Bu başlık için en iyi açıklama; Timaş Yayınları'ndan çıkan, yazarı Ali çimen olan, 'tarihi değiştiren kadınlar' isimli kitapta fazlasıyla var. Mata Hari'den Kösem Sultan'a kadar, tarihi değiştiren 30 ünlü kadının hayatları resimleriyle anlatılıyor. Lady Diana da var...
kadınların kağıt üzerinde eşit görünmesinin anlamı olmadığının göstergesidir. ki bu kağıt üzerinde eşit olma durumu bile dünya gelinde yaygın değildir. her neyse yüzyılların, binyılların kadının rolü algısını değiştirmeye yetmiyor yasalar. dinler de buna çanak tutuyor, çanak tutma ne demek bihasa kadını toplum hayatından soyutlama derdinde, ikinci sınıf muamelesi yapıyor onlara.

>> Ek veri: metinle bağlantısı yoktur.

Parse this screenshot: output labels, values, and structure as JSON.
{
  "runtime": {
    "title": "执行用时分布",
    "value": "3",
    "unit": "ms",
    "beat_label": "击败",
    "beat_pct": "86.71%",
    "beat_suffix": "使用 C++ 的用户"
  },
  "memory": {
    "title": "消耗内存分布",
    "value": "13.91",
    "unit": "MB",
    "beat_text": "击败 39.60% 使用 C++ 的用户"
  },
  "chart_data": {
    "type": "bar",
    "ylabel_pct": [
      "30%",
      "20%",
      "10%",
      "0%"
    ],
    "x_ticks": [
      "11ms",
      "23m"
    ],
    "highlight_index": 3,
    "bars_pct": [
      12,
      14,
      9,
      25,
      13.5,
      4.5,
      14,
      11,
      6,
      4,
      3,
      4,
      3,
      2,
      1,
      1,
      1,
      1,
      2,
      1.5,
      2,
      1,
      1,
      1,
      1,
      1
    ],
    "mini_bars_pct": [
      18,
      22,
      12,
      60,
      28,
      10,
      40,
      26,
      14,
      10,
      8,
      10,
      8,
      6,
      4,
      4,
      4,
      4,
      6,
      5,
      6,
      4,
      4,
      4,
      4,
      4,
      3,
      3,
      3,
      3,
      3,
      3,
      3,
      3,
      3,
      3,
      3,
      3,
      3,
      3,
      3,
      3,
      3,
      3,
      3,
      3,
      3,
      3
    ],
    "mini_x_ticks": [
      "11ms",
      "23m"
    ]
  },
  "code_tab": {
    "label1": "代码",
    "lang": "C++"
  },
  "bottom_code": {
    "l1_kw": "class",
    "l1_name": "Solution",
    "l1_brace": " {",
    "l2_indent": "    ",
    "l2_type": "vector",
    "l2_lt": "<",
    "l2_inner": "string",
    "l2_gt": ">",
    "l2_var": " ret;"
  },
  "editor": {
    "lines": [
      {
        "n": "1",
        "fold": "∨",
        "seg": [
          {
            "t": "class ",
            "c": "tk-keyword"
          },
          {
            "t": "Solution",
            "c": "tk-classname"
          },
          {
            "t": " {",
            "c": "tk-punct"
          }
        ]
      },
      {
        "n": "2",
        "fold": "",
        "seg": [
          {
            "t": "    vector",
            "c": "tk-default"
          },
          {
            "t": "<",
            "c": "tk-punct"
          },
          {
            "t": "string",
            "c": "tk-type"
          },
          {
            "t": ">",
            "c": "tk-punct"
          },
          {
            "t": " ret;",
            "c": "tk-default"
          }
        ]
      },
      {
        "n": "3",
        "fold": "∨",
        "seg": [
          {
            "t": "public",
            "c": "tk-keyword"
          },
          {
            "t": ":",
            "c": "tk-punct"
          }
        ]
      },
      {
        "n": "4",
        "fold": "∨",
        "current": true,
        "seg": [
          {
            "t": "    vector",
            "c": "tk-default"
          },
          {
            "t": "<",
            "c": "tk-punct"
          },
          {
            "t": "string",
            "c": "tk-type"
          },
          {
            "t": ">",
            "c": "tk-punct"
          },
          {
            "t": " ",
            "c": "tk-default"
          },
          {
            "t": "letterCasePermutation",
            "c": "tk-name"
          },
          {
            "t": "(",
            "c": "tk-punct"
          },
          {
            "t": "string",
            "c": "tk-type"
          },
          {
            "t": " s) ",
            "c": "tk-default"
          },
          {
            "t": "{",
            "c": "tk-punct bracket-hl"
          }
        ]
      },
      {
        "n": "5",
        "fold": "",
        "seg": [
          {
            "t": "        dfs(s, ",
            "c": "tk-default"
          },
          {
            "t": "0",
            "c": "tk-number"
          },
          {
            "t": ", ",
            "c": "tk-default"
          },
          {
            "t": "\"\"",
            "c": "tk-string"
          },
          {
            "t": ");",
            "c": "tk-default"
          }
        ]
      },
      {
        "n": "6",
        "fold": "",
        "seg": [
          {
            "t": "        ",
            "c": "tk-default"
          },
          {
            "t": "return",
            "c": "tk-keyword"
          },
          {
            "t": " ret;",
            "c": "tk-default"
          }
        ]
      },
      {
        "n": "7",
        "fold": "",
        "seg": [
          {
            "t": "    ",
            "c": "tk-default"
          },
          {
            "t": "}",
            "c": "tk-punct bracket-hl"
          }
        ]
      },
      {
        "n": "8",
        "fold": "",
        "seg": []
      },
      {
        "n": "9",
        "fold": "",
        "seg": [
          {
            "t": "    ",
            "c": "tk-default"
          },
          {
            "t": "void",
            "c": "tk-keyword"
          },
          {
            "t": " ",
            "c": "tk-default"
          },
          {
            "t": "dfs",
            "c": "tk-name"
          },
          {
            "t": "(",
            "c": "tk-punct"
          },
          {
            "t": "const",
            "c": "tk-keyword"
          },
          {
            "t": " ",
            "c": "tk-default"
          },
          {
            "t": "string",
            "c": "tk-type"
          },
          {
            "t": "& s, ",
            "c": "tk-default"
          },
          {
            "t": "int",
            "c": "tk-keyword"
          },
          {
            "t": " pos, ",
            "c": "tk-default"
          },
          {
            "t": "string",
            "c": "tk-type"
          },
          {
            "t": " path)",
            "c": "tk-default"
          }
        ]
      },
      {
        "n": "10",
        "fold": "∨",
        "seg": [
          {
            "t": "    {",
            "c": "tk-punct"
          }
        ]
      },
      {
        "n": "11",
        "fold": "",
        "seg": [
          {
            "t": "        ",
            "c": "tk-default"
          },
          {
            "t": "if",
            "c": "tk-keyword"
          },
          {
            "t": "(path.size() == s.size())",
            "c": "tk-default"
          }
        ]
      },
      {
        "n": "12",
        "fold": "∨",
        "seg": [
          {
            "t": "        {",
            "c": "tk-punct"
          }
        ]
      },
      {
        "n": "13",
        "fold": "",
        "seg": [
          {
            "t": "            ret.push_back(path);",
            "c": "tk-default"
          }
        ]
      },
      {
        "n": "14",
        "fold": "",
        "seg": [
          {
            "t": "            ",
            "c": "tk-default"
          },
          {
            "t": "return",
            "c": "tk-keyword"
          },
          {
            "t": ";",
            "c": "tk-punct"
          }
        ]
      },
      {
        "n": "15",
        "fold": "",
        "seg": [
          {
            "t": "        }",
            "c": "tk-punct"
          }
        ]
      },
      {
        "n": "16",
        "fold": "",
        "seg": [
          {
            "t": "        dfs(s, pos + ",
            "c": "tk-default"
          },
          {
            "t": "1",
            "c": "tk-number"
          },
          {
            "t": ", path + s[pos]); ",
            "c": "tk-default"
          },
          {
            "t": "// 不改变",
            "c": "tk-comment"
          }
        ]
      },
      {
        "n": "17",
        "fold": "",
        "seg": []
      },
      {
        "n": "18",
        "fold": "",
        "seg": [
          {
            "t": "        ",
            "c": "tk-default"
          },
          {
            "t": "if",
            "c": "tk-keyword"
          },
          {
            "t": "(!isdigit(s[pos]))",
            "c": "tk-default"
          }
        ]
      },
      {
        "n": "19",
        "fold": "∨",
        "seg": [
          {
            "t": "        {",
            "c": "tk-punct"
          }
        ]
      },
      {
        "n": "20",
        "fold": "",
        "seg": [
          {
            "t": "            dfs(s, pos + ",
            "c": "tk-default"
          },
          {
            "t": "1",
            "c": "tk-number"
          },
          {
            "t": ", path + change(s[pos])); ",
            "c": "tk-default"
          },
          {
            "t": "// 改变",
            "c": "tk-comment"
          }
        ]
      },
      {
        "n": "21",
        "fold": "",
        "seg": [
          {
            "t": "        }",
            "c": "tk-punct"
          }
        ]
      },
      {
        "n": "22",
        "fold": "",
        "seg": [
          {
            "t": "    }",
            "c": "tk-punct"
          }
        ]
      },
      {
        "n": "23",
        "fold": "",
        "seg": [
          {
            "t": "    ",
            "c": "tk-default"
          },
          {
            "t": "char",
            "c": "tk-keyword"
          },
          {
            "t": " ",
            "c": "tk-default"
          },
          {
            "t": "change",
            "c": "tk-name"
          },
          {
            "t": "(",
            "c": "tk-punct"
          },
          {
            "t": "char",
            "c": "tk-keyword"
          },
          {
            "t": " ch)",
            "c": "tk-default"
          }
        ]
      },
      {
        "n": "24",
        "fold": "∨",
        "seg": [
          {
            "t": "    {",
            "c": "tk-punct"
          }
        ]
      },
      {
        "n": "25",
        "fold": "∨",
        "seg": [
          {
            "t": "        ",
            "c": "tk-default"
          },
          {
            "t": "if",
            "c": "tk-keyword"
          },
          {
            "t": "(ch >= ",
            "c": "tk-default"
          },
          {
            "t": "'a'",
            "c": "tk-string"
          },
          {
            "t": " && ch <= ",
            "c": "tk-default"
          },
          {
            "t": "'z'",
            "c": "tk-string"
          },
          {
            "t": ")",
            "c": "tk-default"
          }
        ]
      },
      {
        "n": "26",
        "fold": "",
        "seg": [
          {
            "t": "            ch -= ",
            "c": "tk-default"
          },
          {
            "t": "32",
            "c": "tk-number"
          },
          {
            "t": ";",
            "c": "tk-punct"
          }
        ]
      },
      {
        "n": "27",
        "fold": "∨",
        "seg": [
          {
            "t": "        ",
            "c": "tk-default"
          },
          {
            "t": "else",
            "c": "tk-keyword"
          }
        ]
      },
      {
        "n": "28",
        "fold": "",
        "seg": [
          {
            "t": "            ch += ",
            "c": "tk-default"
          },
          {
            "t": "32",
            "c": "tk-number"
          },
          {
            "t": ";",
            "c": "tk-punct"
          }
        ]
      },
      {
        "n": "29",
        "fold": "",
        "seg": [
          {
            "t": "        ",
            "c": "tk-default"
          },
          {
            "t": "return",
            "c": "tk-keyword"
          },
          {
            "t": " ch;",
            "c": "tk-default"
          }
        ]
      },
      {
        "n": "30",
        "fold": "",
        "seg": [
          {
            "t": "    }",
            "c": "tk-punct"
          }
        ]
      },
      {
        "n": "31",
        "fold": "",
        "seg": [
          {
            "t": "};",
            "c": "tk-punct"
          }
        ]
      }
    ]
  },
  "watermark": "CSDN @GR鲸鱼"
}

misal bizde 21 yüzyılda hem de bir bakan "evdeki işler yetmiyor mu" diyebiliyor. kadının yeri evidir minvalinden deyişlere ise hiç girmiyorum.
diyeceğim,
ya ne olacağıdı?
tarih yazımında yapılan yanlışlıktan ibarettir. "kadın erkek eşittir tımam mıı salaak!" şeklinde feminist ilkokul öğrencisi tavırları sergilemek istemesem de belirtmeden geçmek istemedim. eğer başlığımızın buram buram koktuğu gibi "her haltı erkekler yapar, kadınlar sadece tarihte izleyicidir." düşüncesi doğru olsaydı afedersiniz ama erkekten gelen milyonlarca sperm sadece bir tanecik yumurtayı döllemek için * yarışmazlardı, bir tane baba yiğit yeter, "höyt laayn" nidalarıyla tek başına fatih ürekin yılan dansı eşliğinde ağalar gibi gelir *, kızı alır giderdi.
gelenek ve inanışların baskısından dolayı kadınların herhangi bir şeyde basarılı olabilmeleri için erkeklerden on kat fazla efor sarf etmesinin gerekli olmasındandır.
kadını doğurmaktan başka bi' işe yaramayan gerizekâlı bir tip olarak görenlerin güya annelerine saygı adına "erkekleri doğurdu onlar hacı" diye abuk bir yaklaşımına vesile olabilir bu durum.
"benim annem sadece beni doğuracak bir salaktır" demektir bu, ama söyleyen de erkek olunca altından hakim/erkekegemen ideolojinin fırlaması bizi şaşırtmamalıdır.
olaya nerden bakıldığı önemli olandır. eğer kadınları görmek istemezsen yapılacak bir şey kalmıyor. ama gözünü açarsan, dünyadaki savaşlar dışında her yaşanan şeyde kadın eli vardır. erkeklerin döktüklerini toplamakla görevlidirler çoğu zaman. düzeltmek. estetik hale getirmek gibi.